Another wire is floating and it connected to microcontroller.
When both wires touches each other, Micro-controller reads the signal and switch off the motor and switches ON an led for indication.
Everything was working good until the telephone cable is of shorter length. But my overhead tank is located far away. So i have to run 40meters of telephone cable.
When i run the cable for 40meters, and i power on the instrument, motor runs for some time and switches off automatically and led glows. Why is it happens only if i run the cable for long distance?
I agree, the problem is interference being picked up on the wiring, it is enough at times to turn the transistors on and produce a fake reading. Personally, I would increase the collector resistors around 22K and add resistors of about 100K from the bases to ground. If you are in a high RF area (close to a radio station or mobile phone) it would be a good idea to add capacitors of say 1nF between the bases of Q1 - Q5 and ground as well.
You must be aware of variations that can occur on water resistivity depending on factors such as its own temperature or even on concentration of diluted ions.
Probably some other conditions may be affecting measurements, than not only cable length.
for long distances +5V is not a good idea.
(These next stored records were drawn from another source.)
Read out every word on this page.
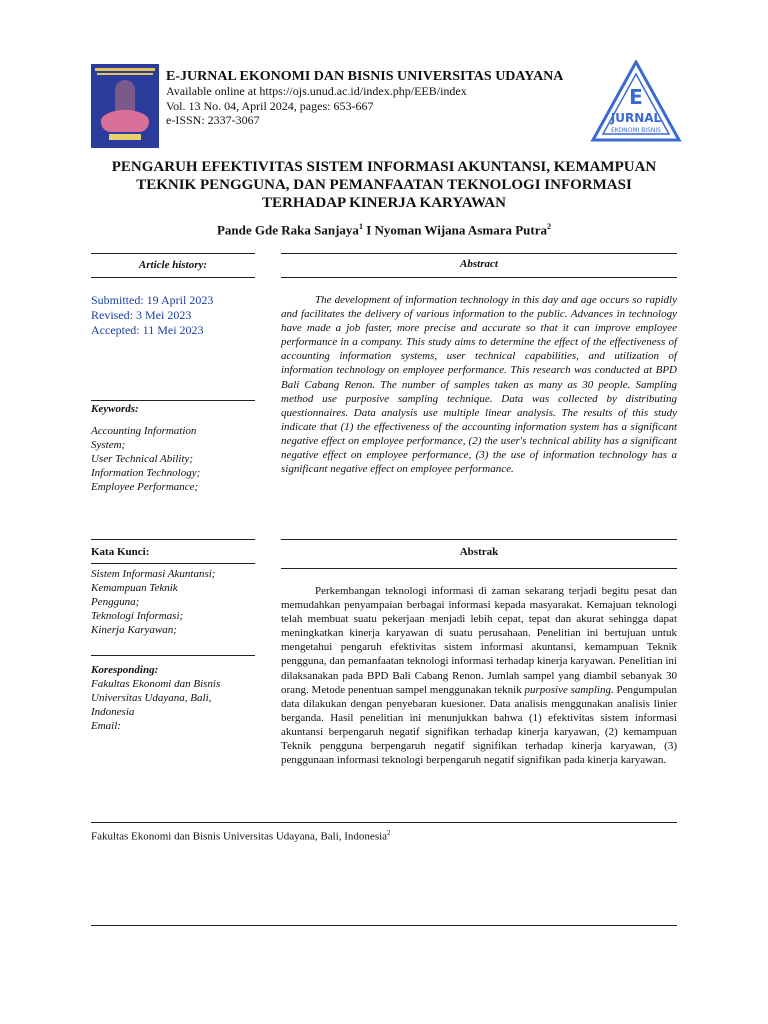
E-JURNAL EKONOMI DAN BISNIS UNIVERSITAS UDAYANA
Available online at https://ojs.unud.ac.id/index.php/EEB/index
Vol. 13 No. 04, April 2024, pages: 653-667
e-ISSN: 2337-3067
E
JURNAL
EKONOMI BISNIS
PENGARUH EFEKTIVITAS SISTEM INFORMASI AKUNTANSI, KEMAMPUAN
TEKNIK PENGGUNA, DAN PEMANFAATAN TEKNOLOGI INFORMASI
TERHADAP KINERJA KARYAWAN
Pande Gde Raka Sanjaya$^1$ I Nyoman Wijana Asmara Putra$^2$
Article history:
Submitted: 19 April 2023
Revised: 3 Mei 2023
Accepted: 11 Mei 2023
Keywords:
Accounting Information
System;
User Technical Ability;
Information Technology;
Employee Performance;
Abstract
The development of information technology in this day and age occurs so rapidly and facilitates the delivery of various information to the public. Advances in technology have made a job faster, more precise and accurate so that it can improve employee performance in a company. This study aims to determine the effect of the effectiveness of accounting information systems, user technical capabilities, and utilization of information technology on employee performance. This research was conducted at BPD Bali Cabang Renon. The number of samples taken as many as 30 people. Sampling method use purposive sampling technique. Data was collected by distributing questionnaires. Data analysis use multiple linear analysis. The results of this study indicate that (1) the effectiveness of the accounting information system has a significant negative effect on employee performance, (2) the user's technical ability has a significant negative effect on employee performance, (3) the use of information technology has a significant negative effect on employee performance.
Kata Kunci:
Sistem Informasi Akuntansi;
Kemampuan Teknik
Pengguna;
Teknologi Informasi;
Kinerja Karyawan;
Koresponding:
Fakultas Ekonomi dan Bisnis
Universitas Udayana, Bali,
Indonesia
Email:
Abstrak
Perkembangan teknologi informasi di zaman sekarang terjadi begitu pesat dan memudahkan penyampaian berbagai informasi kepada masyarakat. Kemajuan teknologi telah membuat suatu pekerjaan menjadi lebih cepat, tepat dan akurat sehingga dapat meningkatkan kinerja karyawan di suatu perusahaan. Penelitian ini bertujuan untuk mengetahui pengaruh efektivitas sistem informasi akuntansi, kemampuan Teknik pengguna, dan pemanfaatan teknologi informasi terhadap kinerja karyawan. Penelitian ini dilaksanakan pada BPD Bali Cabang Renon. Jumlah sampel yang diambil sebanyak 30 orang. Metode penentuan sampel menggunakan teknik purposive sampling. Pengumpulan data dilakukan dengan penyebaran kuesioner. Data analisis menggunakan analisis linier berganda. Hasil penelitian ini menunjukkan bahwa (1) efektivitas sistem informasi akuntansi berpengaruh negatif signifikan terhadap kinerja karyawan, (2) kemampuan Teknik pengguna berpengaruh negatif signifikan terhadap kinerja karyawan, (3) penggunaan informasi teknologi berpengaruh negatif signifikan pada kinerja karyawan.
Fakultas Ekonomi dan Bisnis Universitas Udayana, Bali, Indonesia$^2$
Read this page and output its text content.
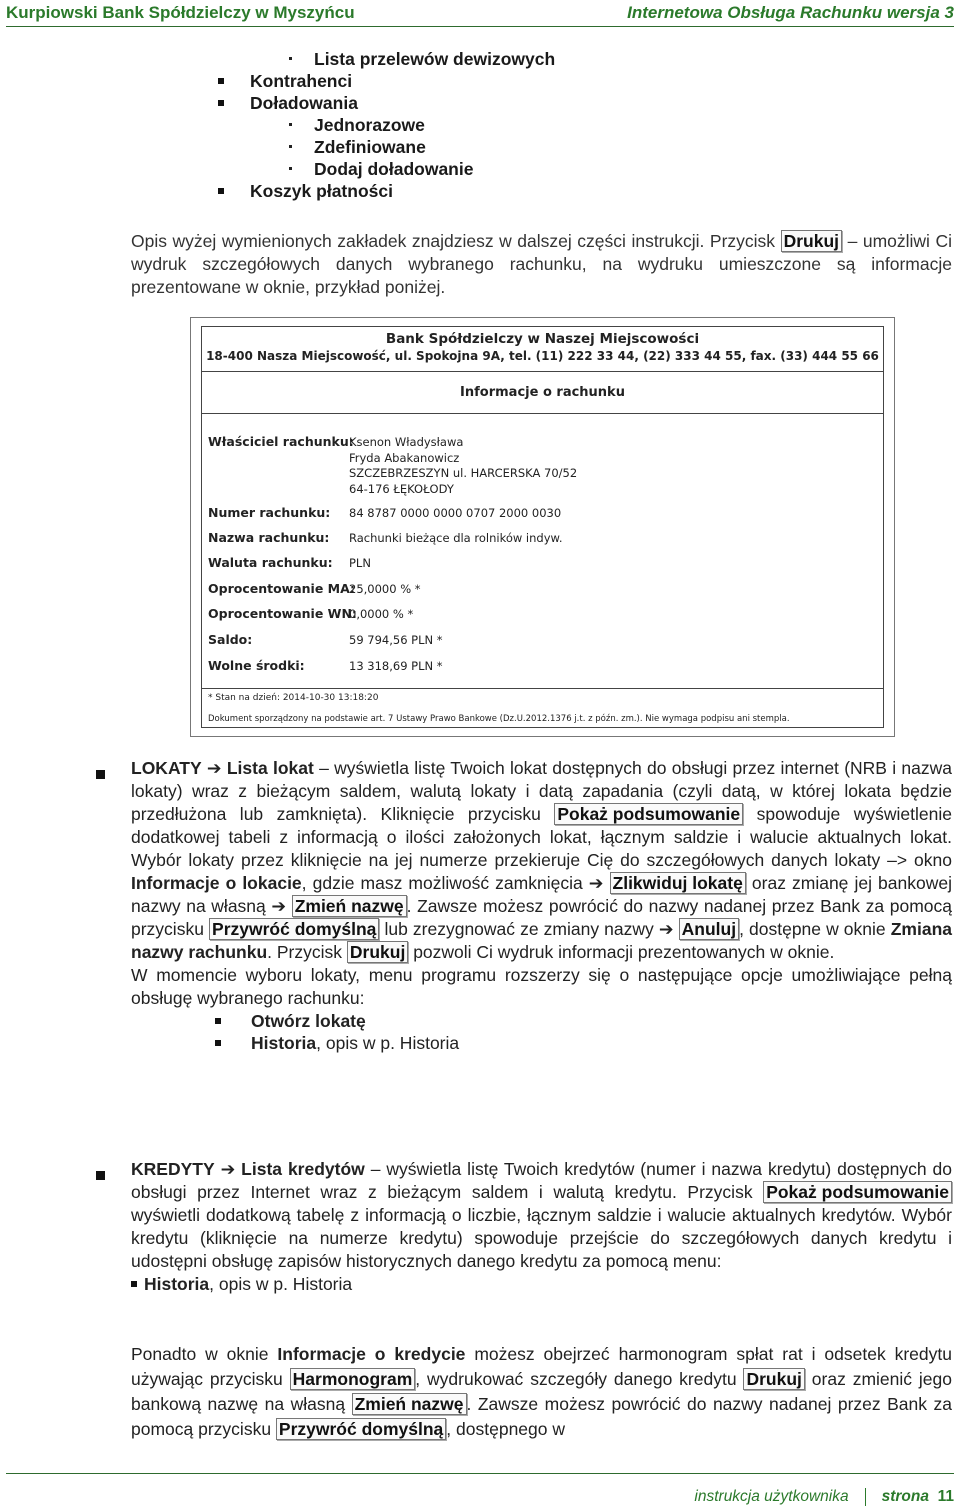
Kurpiowski Bank Spółdzielczy w Myszyńcu	Internetowa Obsługa Rachunku wersja 3
Lista przelewów dewizowych
Kontrahenci
Doładowania
Jednorazowe
Zdefiniowane
Dodaj doładowanie
Koszyk płatności
Opis wyżej wymienionych zakładek znajdziesz w dalszej części instrukcji. Przycisk Drukuj – umożliwi Ci wydruk szczegółowych danych wybranego rachunku, na wydruku umieszczone są informacje prezentowane w oknie, przykład poniżej.
Bank Spółdzielczy w Naszej Miejscowości
18-400 Nasza Miejscowość, ul. Spokojna 9A, tel. (11) 222 33 44, (22) 333 44 55, fax. (33) 444 55 66
Informacje o rachunku
Właściciel rachunku:
Ksenon Władysława
Fryda Abakanowicz
SZCZEBRZESZYN ul. HARCERSKA 70/52
64-176 ŁĘKOŁODY
Numer rachunku: 84 8787 0000 0000 0707 2000 0030
Nazwa rachunku: Rachunki bieżące dla rolników indyw.
Waluta rachunku: PLN
Oprocentowanie MA:
25,0000 % *
Oprocentowanie WN:
0,0000 % *
Saldo:	59 794,56 PLN *
Wolne środki:	13 318,69 PLN *
* Stan na dzień: 2014-10-30 13:18:20
Dokument sporządzony na podstawie art. 7 Ustawy Prawo Bankowe (Dz.U.2012.1376 j.t. z późn. zm.). Nie wymaga podpisu ani stempla.
LOKATY ➔ Lista lokat – wyświetla listę Twoich lokat dostępnych do obsługi przez internet (NRB i nazwa lokaty) wraz z bieżącym saldem, walutą lokaty i datą zapadania (czyli datą, w której lokata będzie przedłużona lub zamknięta). Kliknięcie przycisku Pokaż podsumowanie spowoduje wyświetlenie dodatkowej tabeli z informacją o ilości założonych lokat, łącznym saldzie i walucie aktualnych lokat. Wybór lokaty przez kliknięcie na jej numerze przekieruje Cię do szczegółowych danych lokaty –> okno Informacje o lokacie, gdzie masz możliwość zamknięcia ➔ Zlikwiduj lokatę oraz zmianę jej bankowej nazwy na własną ➔ Zmień nazwę . Zawsze możesz powrócić do nazwy nadanej przez Bank za pomocą przycisku Przywróć domyślną lub zrezygnować ze zmiany nazwy ➔ Anuluj , dostępne w oknie Zmiana nazwy rachunku. Przycisk Drukuj pozwoli Ci wydruk informacji prezentowanych w oknie.
W momencie wyboru lokaty, menu programu rozszerzy się o następujące opcje umożliwiające pełną obsługę wybranego rachunku:
Otwórz lokatę
Historia, opis w p. Historia
KREDYTY ➔ Lista kredytów – wyświetla listę Twoich kredytów (numer i nazwa kredytu) dostępnych do obsługi przez Internet wraz z bieżącym saldem i walutą kredytu. Przycisk Pokaż podsumowanie wyświetli dodatkową tabelę z informacją o liczbie, łącznym saldzie i walucie aktualnych kredytów. Wybór kredytu (kliknięcie na numerze kredytu) spowoduje przejście do szczegółowych danych kredytu i udostępni obsługę zapisów historycznych danego kredytu za pomocą menu:
Historia, opis w p. Historia
Ponadto w oknie Informacje o kredycie możesz obejrzeć harmonogram spłat rat i odsetek kredytu używając przycisku Harmonogram , wydrukować szczegóły danego kredytu Drukuj oraz zmienić jego bankową nazwę na własną Zmień nazwę . Zawsze możesz powrócić do nazwy nadanej przez Bank za pomocą przycisku Przywróć domyślną , dostępnego w
instrukcja użytkownika strona 11
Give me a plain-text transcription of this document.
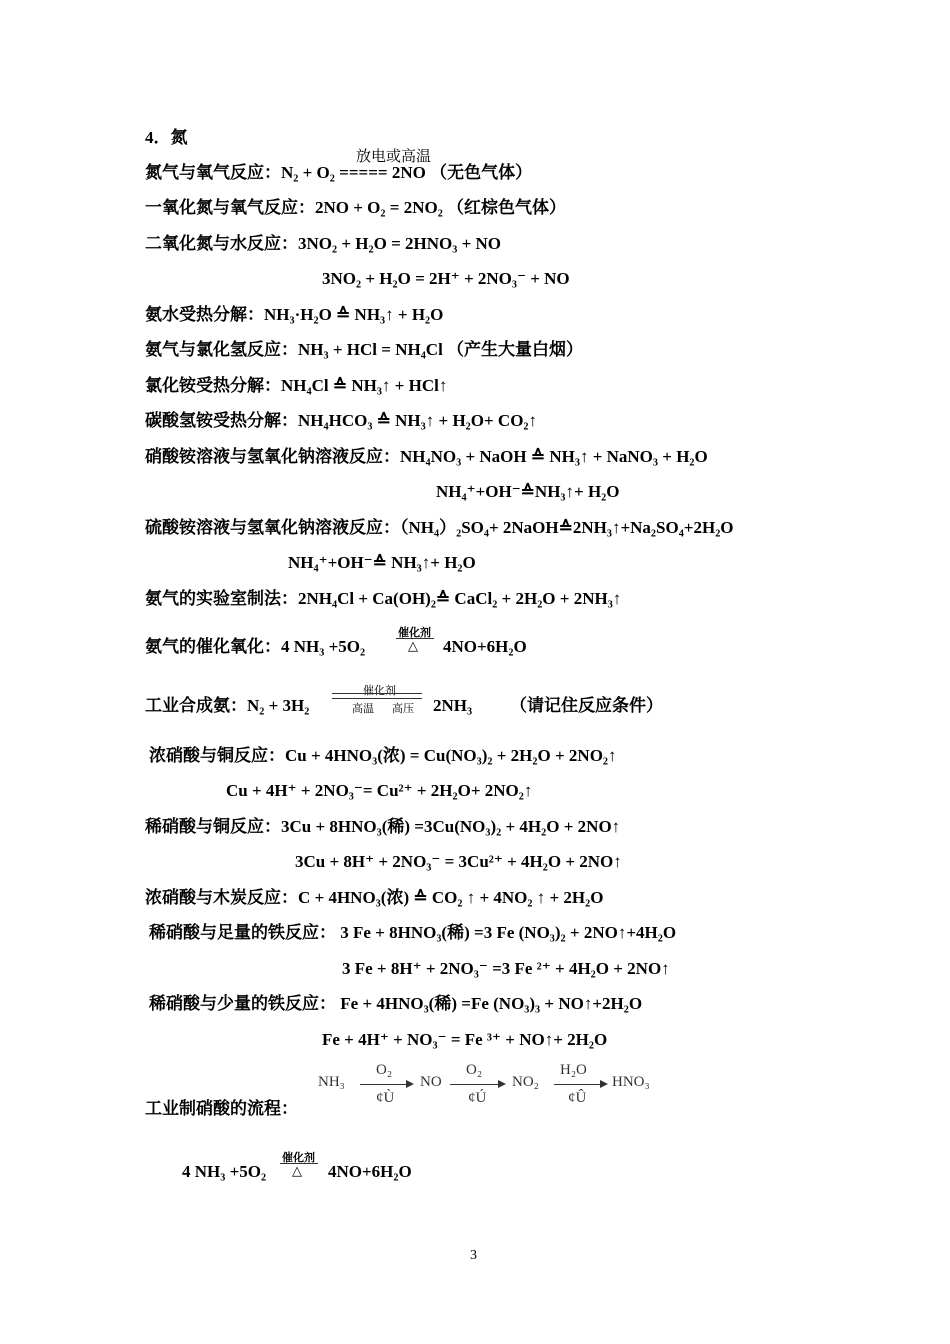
4．氮
放电或高温
氮气与氧气反应：N₂ + O₂ ===== 2NO （无色气体）
一氧化氮与氧气反应：2NO + O₂ = 2NO₂ （红棕色气体）
二氧化氮与水反应：3NO₂ + H₂O = 2HNO₃ + NO
3NO₂ + H₂O = 2H⁺ + 2NO₃⁻ + NO
氨水受热分解：NH₃·H₂O ≙ NH₃↑ + H₂O
氨气与氯化氢反应：NH₃ + HCl = NH₄Cl （产生大量白烟）
氯化铵受热分解：NH₄Cl ≙ NH₃↑ + HCl↑
碳酸氢铵受热分解：NH₄HCO₃ ≙ NH₃↑ + H₂O+ CO₂↑
硝酸铵溶液与氢氧化钠溶液反应：NH₄NO₃ + NaOH ≙ NH₃↑ + NaNO₃ + H₂O
NH₄⁺+OH⁻≙NH₃↑+ H₂O
硫酸铵溶液与氢氧化钠溶液反应：（NH₄）₂SO₄+ 2NaOH≙2NH₃↑+Na₂SO₄+2H₂O
NH₄⁺+OH⁻≙ NH₃↑+ H₂O
氨气的实验室制法：2NH₄Cl + Ca(OH)₂≙ CaCl₂ + 2H₂O + 2NH₃↑
氨气的催化氧化：4 NH₃ +5O₂
催化剂
△ 4NO+6H₂O
工业合成氨：N₂ + 3H₂
催化剂
高温 高压 2NH₃ （请记住反应条件）
浓硝酸与铜反应：Cu + 4HNO₃(浓) = Cu(NO₃)₂ + 2H₂O + 2NO₂↑
Cu + 4H⁺ + 2NO₃⁻= Cu²⁺ + 2H₂O+ 2NO₂↑
稀硝酸与铜反应：3Cu + 8HNO₃(稀) =3Cu(NO₃)₂ + 4H₂O + 2NO↑
3Cu + 8H⁺ + 2NO₃⁻ = 3Cu²⁺ + 4H₂O + 2NO↑
浓硝酸与木炭反应：C + 4HNO₃(浓) ≙ CO₂ ↑ + 4NO₂ ↑ + 2H₂O
稀硝酸与足量的铁反应： 3 Fe + 8HNO₃(稀) =3 Fe (NO₃)₂ + 2NO↑+4H₂O
3 Fe + 8H⁺ + 2NO₃⁻ =3 Fe ²⁺ + 4H₂O + 2NO↑
稀硝酸与少量的铁反应： Fe + 4HNO₃(稀) =Fe (NO₃)₃ + NO↑+2H₂O
Fe + 4H⁺ + NO₃⁻ = Fe ³⁺ + NO↑+ 2H₂O
工业制硝酸的流程：
NH₃
O₂
¢Ù
NO
O₂
¢Ú
NO₂
H₂O
¢Û
HNO₃
4 NH₃ +5O₂
催化剂
△ 4NO+6H₂O
3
The voltage must be more, and since even this may pickup noise, you also may have to drive higher current into the lines....
Of course in addition to the noise problem, there may be other factors as andre_teprom pointed out...
Expectable Problems with a strange Tank Level Switch
I'm tempted to say that a tank level sensor using DC current is a bad design from the start because the current will slowly dissolve the electrodes by electrolysis. But probably it will work for a considerable lifetime. I would also prefer pull-down resistors giving a defined threshold for the inputs and filter capacitors across base-emitter terminals to block RF interferences.
But I guess you can stay with the poor hardware design, leave everything as is and simply go for software filters that only accept a low or high level if it's constant for a certain time, e.g. 100 ms.
The sensor must be capacitively coupled to avoid DC current flow. And I don't see how the circuit is "measuring" or discriminating sensor capacitance values.